What about the day before she was born?
My oldest was born the Tuesday after Mother’s Day. I was supposed to be induced Friday but they decided to put it off until Monday. Had I been induced Friday, she would likely have been born by Sunday and been in my arms on Mother’s Day.
She was still in my tummy. But I was still a Mother. We consider it my first Mother’s day. I even got a mother’s day card from my mom and dad.
Some people don’t think a baby in the womb is a baby, but it is.
I have some friends who had emergencies with their babies during delivery. The heart rate dropped, or a variety of other issues. The hospital staff jumped into crazy gear doing everything they could to save the babies and deliver them safely.
Some had their children rushed off to the nicu while they lay weeping on the labor table, wondering what was happening to their little ones.
What about those whom no one is weeping over?
The discarded ones, the unwanted ones.
Is whether they are wanted or unwanted actually the determining factor in their value? If someone says they don’t want the baby, the baby is now garbage? But if the mom wants the baby, all of heaven is moved to save it?
A baby is a baby is a baby.
The amazing thing is that Jesus stands constantly in forgiveness over those who don’t want their babies. Over those who aid in killing them, who abandon them, who let them die a painful and miserable death as the lowest in society.

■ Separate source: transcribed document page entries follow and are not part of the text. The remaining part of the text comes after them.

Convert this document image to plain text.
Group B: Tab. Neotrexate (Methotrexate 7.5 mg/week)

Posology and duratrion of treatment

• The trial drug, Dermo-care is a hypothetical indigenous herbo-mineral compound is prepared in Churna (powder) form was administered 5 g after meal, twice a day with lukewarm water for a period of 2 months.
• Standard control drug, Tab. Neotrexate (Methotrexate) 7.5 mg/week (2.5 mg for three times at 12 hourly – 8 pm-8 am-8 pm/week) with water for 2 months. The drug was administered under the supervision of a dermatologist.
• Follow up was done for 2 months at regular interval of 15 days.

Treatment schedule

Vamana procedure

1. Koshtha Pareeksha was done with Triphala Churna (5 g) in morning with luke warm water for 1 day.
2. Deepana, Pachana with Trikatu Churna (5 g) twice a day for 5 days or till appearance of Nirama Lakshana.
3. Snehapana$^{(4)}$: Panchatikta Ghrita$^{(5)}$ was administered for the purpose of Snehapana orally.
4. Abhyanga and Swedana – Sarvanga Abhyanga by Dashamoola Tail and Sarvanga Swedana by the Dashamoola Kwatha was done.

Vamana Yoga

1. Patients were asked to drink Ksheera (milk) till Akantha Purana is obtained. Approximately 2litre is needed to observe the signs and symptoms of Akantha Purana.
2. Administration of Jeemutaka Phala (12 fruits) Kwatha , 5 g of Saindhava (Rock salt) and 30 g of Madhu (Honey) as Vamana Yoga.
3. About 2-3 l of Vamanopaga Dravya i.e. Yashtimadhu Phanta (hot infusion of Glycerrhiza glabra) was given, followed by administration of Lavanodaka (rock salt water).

“Forgive them, Father. They do not know what they do.” (that’s what He said when they killed Him.)
It’s not human to forgive, it’s supernatural.
He forgives, but I imagine he also weeps. I imagine that because I weep. How much more does He care about those little souls than I do.
In order to live in His forgiveness, we have to receive it, so I imagine that many do not experience his forgiveness for lack of wanting it, or feeling unworthy, or not knowing they could have it.
They have to first experience it from loving followers of Jesus who can live it out to them.
Followers who have also been forgiven much, even when feeling unworthy.
His followers seem so angry.
We can be angry at the injustice. But we’re called to walk in forgiveness.
That seems like an emotional switch. How do we make that flip?
Forgiveness is not emotional. It’s the canceling of the debt. We can be angry at the act, sad at the tragedy of it all. But still, we can love and forgive.
We can give them the good news– they don’t owe for their mistakes and bad choices.
I don’t feel like forgiving, I don’t have the power to do that on my own. But in Him, I can. It’s an act of obedience, of faith.
So to those of you who need it: I forgive you in the name of Jesus Christ. Whatever part you have or have had in the killing of babies, of covering it up, of voting for it, of carrying it out.
I really don’t want to, but I’m doing it anyway (by God’s grace alone). Now and every time I’m tempted to be hateful toward you in any way. On social media, out loud, or in my own heart.
I’ve been forgiven much. My short-comings have been covered over, removed, lifted off. Yours can be too.